C’est donc les grandes manœuvres, mais, en fait de troupes, Hitler paye de sa personne.
Suite à son voyage à Hendaye, ou il rencontre Franco le 23 octobre 1940, tout le monde s’attends à ce que le Reich s’engage en Afrique en commençant par Gibraltar que le Caudillo souhaite récupérer.
Il avait la veille rencontré Laval à Montoire puis le 24 y rencontre Pétain.
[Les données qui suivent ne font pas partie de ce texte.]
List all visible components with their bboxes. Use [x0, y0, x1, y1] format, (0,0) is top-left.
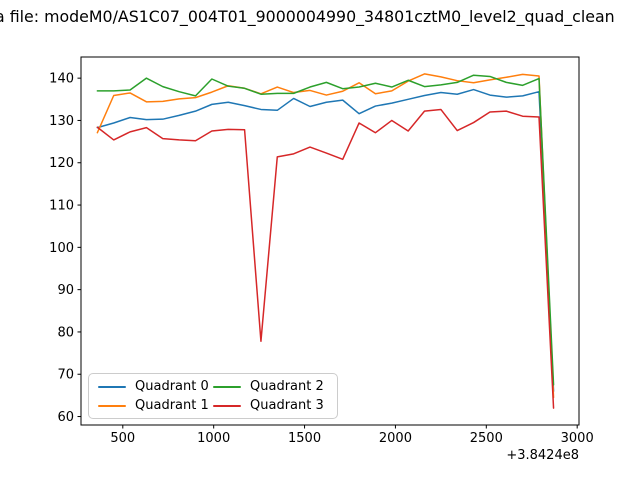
legend-item-quadrant-1: Quadrant 1	[98, 399, 213, 412]
legend-label: Quadrant 0	[135, 379, 209, 394]
x-tick-label: 1500	[288, 431, 321, 446]
legend-label: Quadrant 1	[135, 398, 209, 413]
figure-title: a file: modeM0/AS1C07_004T01_9000004990_…	[0, 7, 615, 26]
legend-label: Quadrant 2	[250, 379, 324, 394]
legend-line-quadrant-2	[213, 385, 241, 388]
plot-line-quadrant-3	[96, 108, 555, 409]
x-tick-label: 2500	[470, 431, 503, 446]
y-tick-label: 130	[49, 114, 74, 129]
plot-line-quadrant-1	[96, 73, 555, 399]
legend-line-quadrant-3	[213, 404, 241, 407]
y-tick-label: 100	[49, 241, 74, 256]
legend-label: Quadrant 3	[250, 398, 324, 413]
legend-item-quadrant-3: Quadrant 3	[213, 399, 328, 412]
legend: Quadrant 0 Quadrant 1 Quadrant 2 Quadran…	[88, 373, 338, 419]
x-tick-label: 500	[110, 431, 135, 446]
y-tick-label: 80	[57, 325, 74, 340]
x-tick-label: 3000	[561, 431, 594, 446]
y-tick-label: 90	[57, 283, 74, 298]
x-axis-offset-label: +3.8424e8	[506, 448, 579, 463]
y-tick-label: 60	[57, 410, 74, 425]
x-tick-label: 1000	[197, 431, 230, 446]
series-lines	[96, 73, 555, 409]
y-tick-label: 110	[49, 199, 74, 214]
y-tick-label: 70	[57, 368, 74, 383]
plot-line-quadrant-0	[96, 88, 555, 392]
y-tick-label: 120	[49, 156, 74, 171]
axes-spines	[80, 56, 580, 426]
x-tick-label: 2000	[379, 431, 412, 446]
legend-line-quadrant-1	[98, 404, 126, 407]
legend-item-quadrant-0: Quadrant 0	[98, 380, 213, 393]
y-tick-label: 140	[49, 72, 74, 87]
plot-line-quadrant-2	[96, 74, 555, 386]
legend-line-quadrant-0	[98, 385, 126, 388]
legend-item-quadrant-2: Quadrant 2	[213, 380, 328, 393]
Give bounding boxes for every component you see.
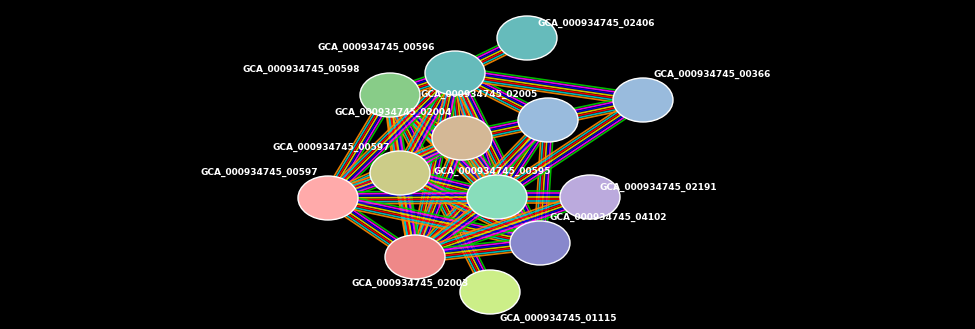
Ellipse shape <box>467 175 527 219</box>
Text: GCA_000934745_00598: GCA_000934745_00598 <box>243 64 360 74</box>
Ellipse shape <box>510 221 570 265</box>
Ellipse shape <box>518 98 578 142</box>
Text: GCA_000934745_00595: GCA_000934745_00595 <box>433 166 551 176</box>
Text: GCA_000934745_02406: GCA_000934745_02406 <box>537 18 654 28</box>
Text: GCA_000934745_00597: GCA_000934745_00597 <box>201 167 318 177</box>
Text: GCA_000934745_04102: GCA_000934745_04102 <box>550 213 668 221</box>
Text: GCA_000934745_01115: GCA_000934745_01115 <box>500 314 617 322</box>
Text: GCA_000934745_00366: GCA_000934745_00366 <box>653 69 770 79</box>
Text: GCA_000934745_02005: GCA_000934745_02005 <box>421 89 538 99</box>
Text: GCA_000934745_02003: GCA_000934745_02003 <box>351 278 469 288</box>
Ellipse shape <box>360 73 420 117</box>
Text: GCA_000934745_00597: GCA_000934745_00597 <box>272 142 390 152</box>
Ellipse shape <box>460 270 520 314</box>
Text: GCA_000934745_00596: GCA_000934745_00596 <box>318 42 435 52</box>
Ellipse shape <box>560 175 620 219</box>
Ellipse shape <box>385 235 445 279</box>
Text: GCA_000934745_02004: GCA_000934745_02004 <box>334 108 452 116</box>
Ellipse shape <box>298 176 358 220</box>
Ellipse shape <box>370 151 430 195</box>
Ellipse shape <box>432 116 492 160</box>
Ellipse shape <box>613 78 673 122</box>
Ellipse shape <box>497 16 557 60</box>
Ellipse shape <box>425 51 485 95</box>
Text: GCA_000934745_02191: GCA_000934745_02191 <box>600 182 718 191</box>
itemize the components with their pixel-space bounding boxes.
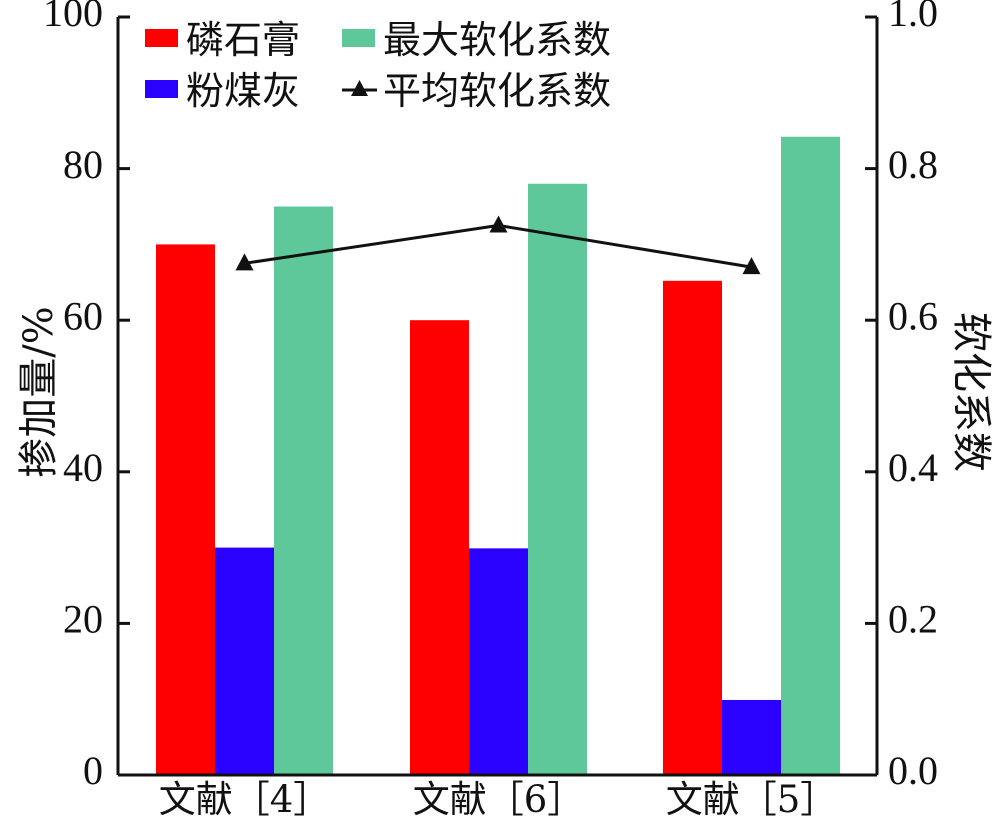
legend-swatch-max-softening — [342, 29, 375, 47]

Même craintes : Cette « Collaboration » annoncée par la presse, que va-t-elle donner en Afrique ? Vichy va-t-il obtenir d’Hitler l’aide nécessaire à la récupération de l’AEF, passée peu avant à la France Libre ? Le régime de Vichy sort à peine de Mers El Kebir et de Dakar, son bellicisme anti-anglais semble évident.

Puis le 28 octobre à Florence, c’est le tour de Mussolini dont les ambitions africaines sont connues.
Toutes ces rencontres sont longuement commentées dans les medias allemands. A Londres, c’est l’inquiétude. Il en est de même a Washington, les manipulations hitlériennes représentant une intervention redoutable dans la campagne américaine : Hitler tient l'Europe, Roosevelt soutient un « loser », à savoir Churchill, donc il espère que ses interventions vont pousser les Américains à voter Willkie, plus isolationniste que Roosevelt.!
A Moscou, Staline est très intéressé : Plus Hitler s’enfonce sur le front Ouest, moins il lorgnera de son coté.
Mais tout ceci n’est qu’une partie du rideau de fumée que le Führer tend devant le monde.
Car contrairement à ce que certains ont bien voulu tenter de nous faire croire, lors de ces rencontres, ce sont Franco, Pétain et Mussolini qui proposent à Hitler l’aventure africaine, et non l’inverse.

Les avocats passés ou contemporains du Maréchal ont toujours prétendus que Pétain avait courageusement refusé les offres d’entrée en guerre que Hitler lui aurait fait et développé une « diplomatie secrète » en faveur des anglo-saxons.
C'est en fait exactement le contraire qui c'est passé :
Cette entrevue fut soigneusement préparée par Vichy qui a fait preuve juste avant de "bonne volonté" en s’alignant sur des positions de nature, selon eux, à séduire Hitler : Publication du Statut des Juifs, lancement d'une "Révolution Nationale" que l’on peut qualifier de néo-fasciste, création de la Légion des combattants.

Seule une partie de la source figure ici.